Keenan and Andrew write the songs completely down the middle, 50/50. On the debut Album, there were 6 of Andrew’s and 6 of Keenan’s to create the full album. Recently, the two have begun to collaborate more on each other’s songwriting process, though it is still fundamentally the same idea where one will bring a song to the table and the other will help on finalizing the arrangements.
What do you think you biggest break or greatest opportunity has been in your career so far?
The band was in The Peak Performance Project top 20 this year. For a very young band (not even a year old with the newest band arrangements) this extra exposure was fantastic. Being able to have a large Western Canada radio station promoting the bands music, and being able to play with The Peak name behind them for last 6 months was a brilliant opportunity.
What has been the biggest challenge for you so far?
Making solid contacts in the music industry is always a hard process, and creating connections right across Canada is even harder. As a band that intends to tour quite extensively throughout next year, making sure that we are planning far enough ahead to make these plans fall into place can be a massive challenge. That and preparing to record the next album are both monumental tasks that we are currently working on.
What are you working on now, and what can we expect from you in the coming year?
We have an Australian tour that we will be announcing properly over the next month, and will be down there from December, through to March. We are currently writing for the next album, and aim to be in the studio early next year when we are back from Australia. Along with that, we are planning plenty of cross Canada touring throughout next near.
Why should people listen to your band? What makes you unique? If your band had a slogan, what would it be?
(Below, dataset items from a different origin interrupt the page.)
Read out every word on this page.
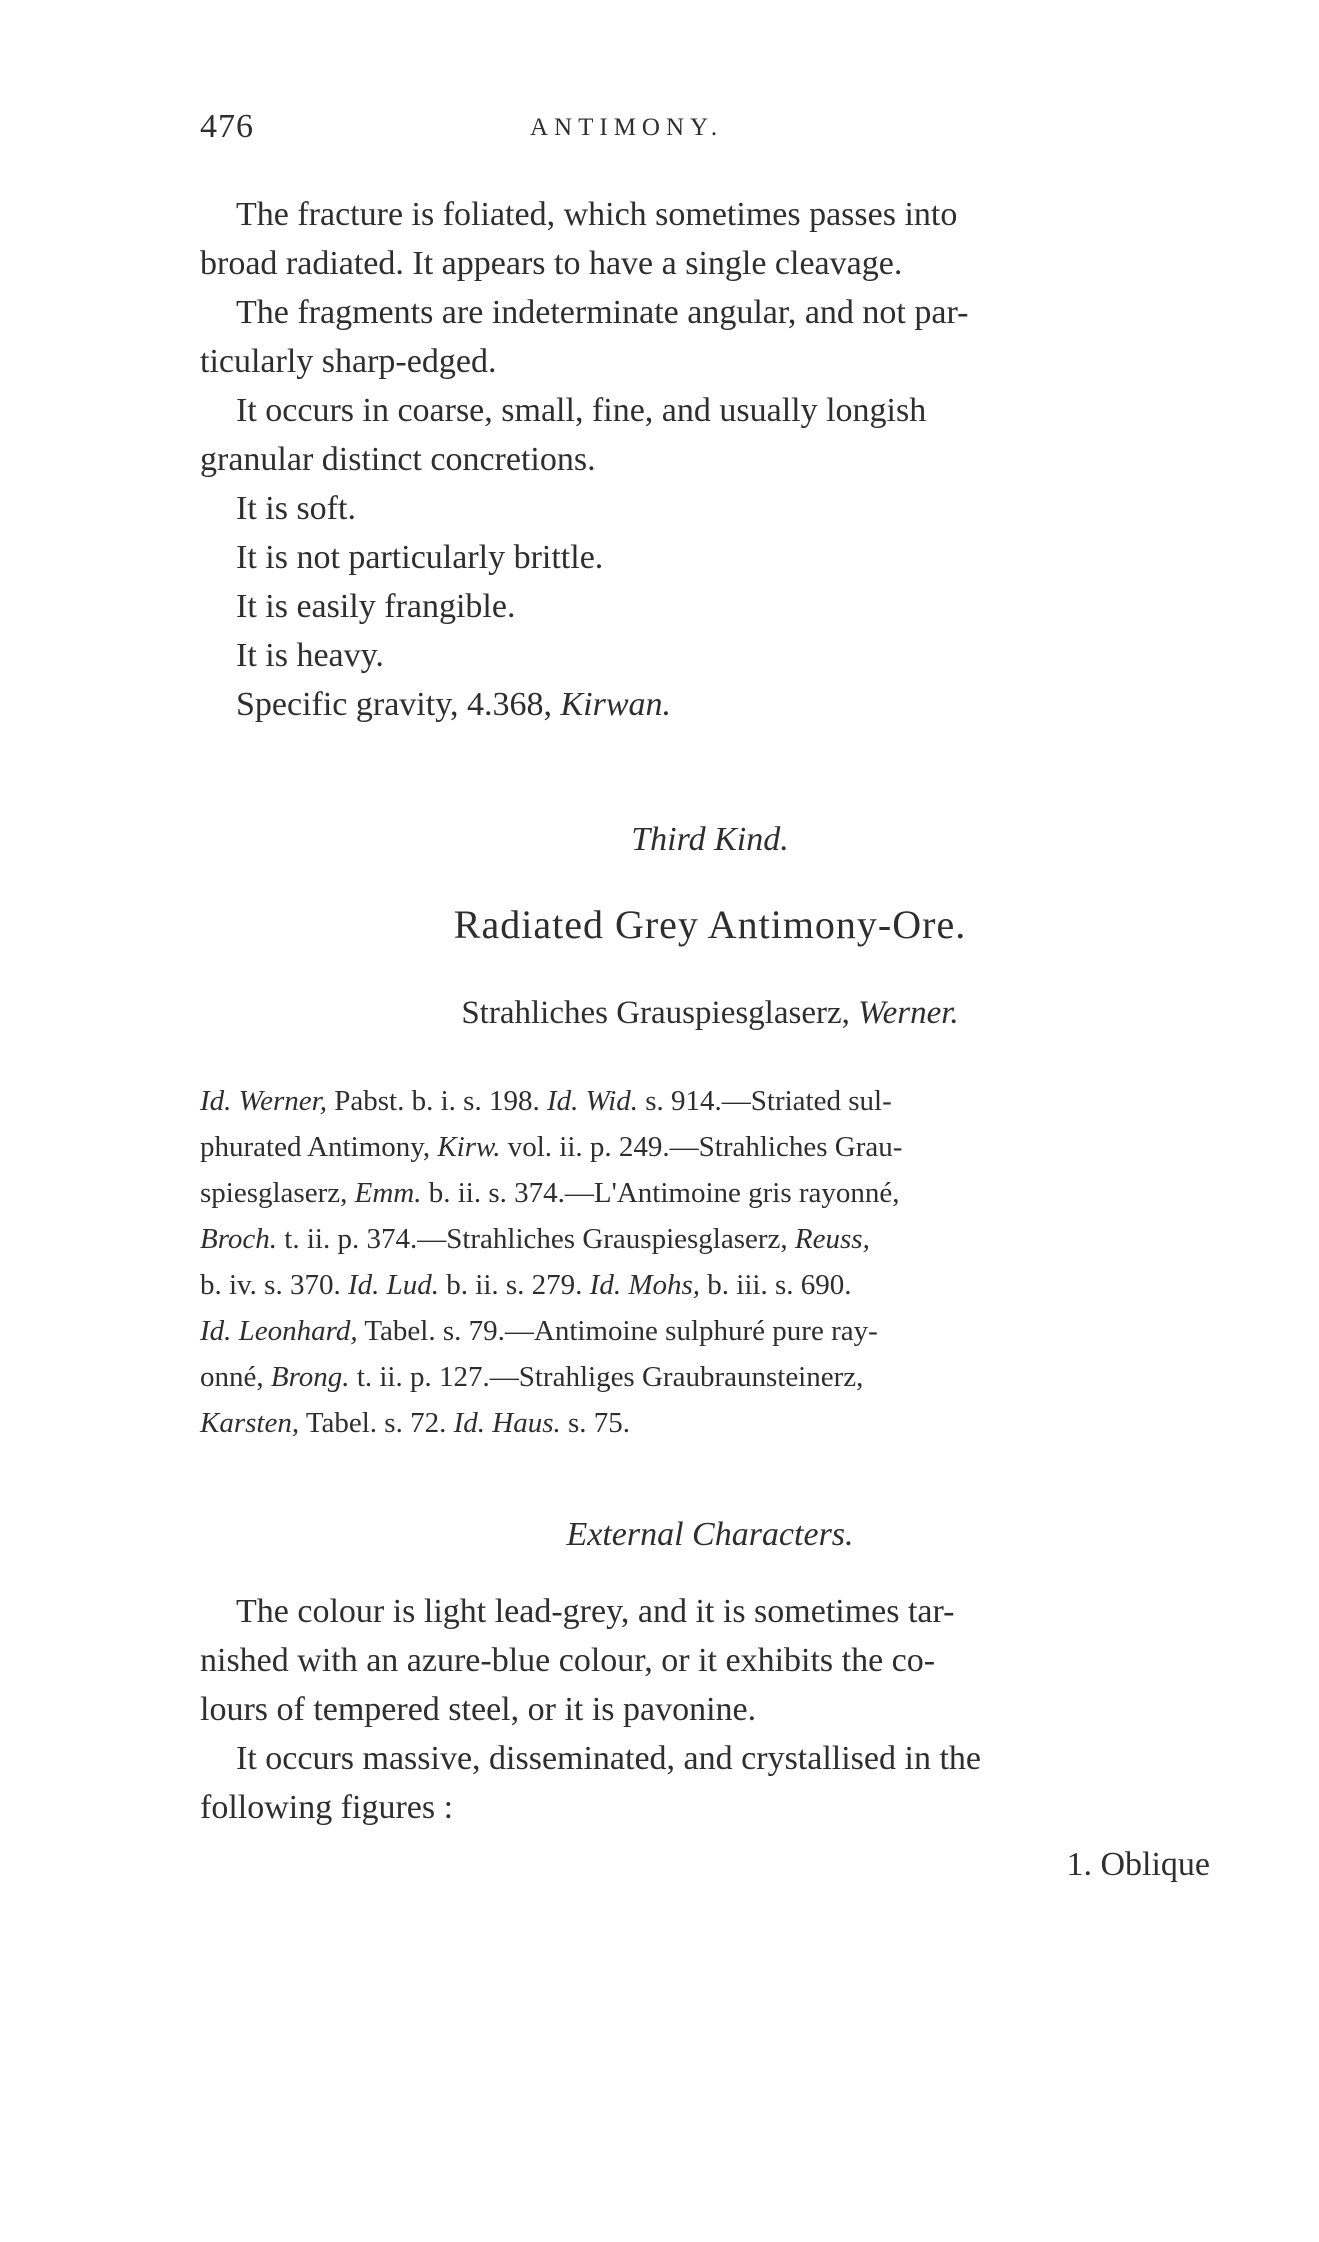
476	ANTIMONY.

The fracture is foliated, which sometimes passes into

broad radiated. It appears to have a single cleavage.

The fragments are indeterminate angular, and not par-

ticularly sharp-edged.

It occurs in coarse, small, fine, and usually longish

granular distinct concretions.

It is soft.

It is not particularly brittle.

It is easily frangible.

It is heavy.

Specific gravity, 4.368, Kirwan.

Third Kind.

Radiated Grey Antimony-Ore.

Strahliches Grauspiesglaserz, Werner.

Id. Werner, Pabst. b. i. s. 198. Id. Wid. s. 914.—Striated sul-
phurated Antimony, Kirw. vol. ii. p. 249.—Strahliches Grau-
spiesglaserz, Emm. b. ii. s. 374.—L'Antimoine gris rayonné,
Broch. t. ii. p. 374.—Strahliches Grauspiesglaserz, Reuss,
b. iv. s. 370. Id. Lud. b. ii. s. 279. Id. Mohs, b. iii. s. 690.
Id. Leonhard, Tabel. s. 79.—Antimoine sulphuré pure ray-
onné, Brong. t. ii. p. 127.—Strahliges Graubraunsteinerz,
Karsten, Tabel. s. 72. Id. Haus. s. 75.

External Characters.

The colour is light lead-grey, and it is sometimes tar-

nished with an azure-blue colour, or it exhibits the co-

lours of tempered steel, or it is pavonine.

It occurs massive, disseminated, and crystallised in the

following figures :

1. Oblique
People should listen to what we play if they enjoy honest music. If you want to hear about fast cars and strippers, this might not be your show. But if you want to hear about a man overdosing on cocaine and getting hit by a train, along with the perils of plenty other vices, we might be able to work something out for you.
We are not Rockstars, though when we play, we play with as much passion as we can possibly muster. When you come to a show, it is folk music written by two people from very different places and played by four people who love what they do! We don’t mess around when we play a show.
Maybe that could be the slogan, “We are not rockstars, but you’ll have fun getting drunk at our show”.
If you had the opportunity to change something about the music industry, what would it be?
Being able to contact people in the industry can be a tricky process. I feel like being able to speak face to face with industry professionals is an opportunity that can be few and far between. And just being given the opportunity to play shows. That first chance can be a nail pulling experience.
One song you never get tired of.
Business Lunch – Shakey Graves
What is the best live show you have ever gone to?
Tough call. I would have to say Sigur Ros at the Enmore Theatre in Sydney around 2006.
Favorite things to do NOT musically related.
Traveling. I love leaving a place for a while.
If you could be a fictional character, who would you be?
There is a book series called the Earthsea Trilogy by Ursula Le Guins. The main character is a man called Sparrowhawk. I’ll leave that for you to discover.
What kind of jobs did you have before (or currently) you were in the music industry?
Honestly too many to mention, I was a subcontractor for a few years and had a few jobs a week on average, everything from construction to a chicken factory. I was a drum teacher for a while, worked as a bartender for a little while. When I was first in Vancouver, I was working in a butchers shop.
Keenan worked at three different music stores before we met, he had quit working at the last store in North Vancouver around to months before we met.
If you ran Badass Bands Blog, what is one band you would feature? (Exempting yourselves of course.)
I would check out Dogwood and Dahlia. Good Vancouver friends of ours, and we used to play basement shows with them to pay rent.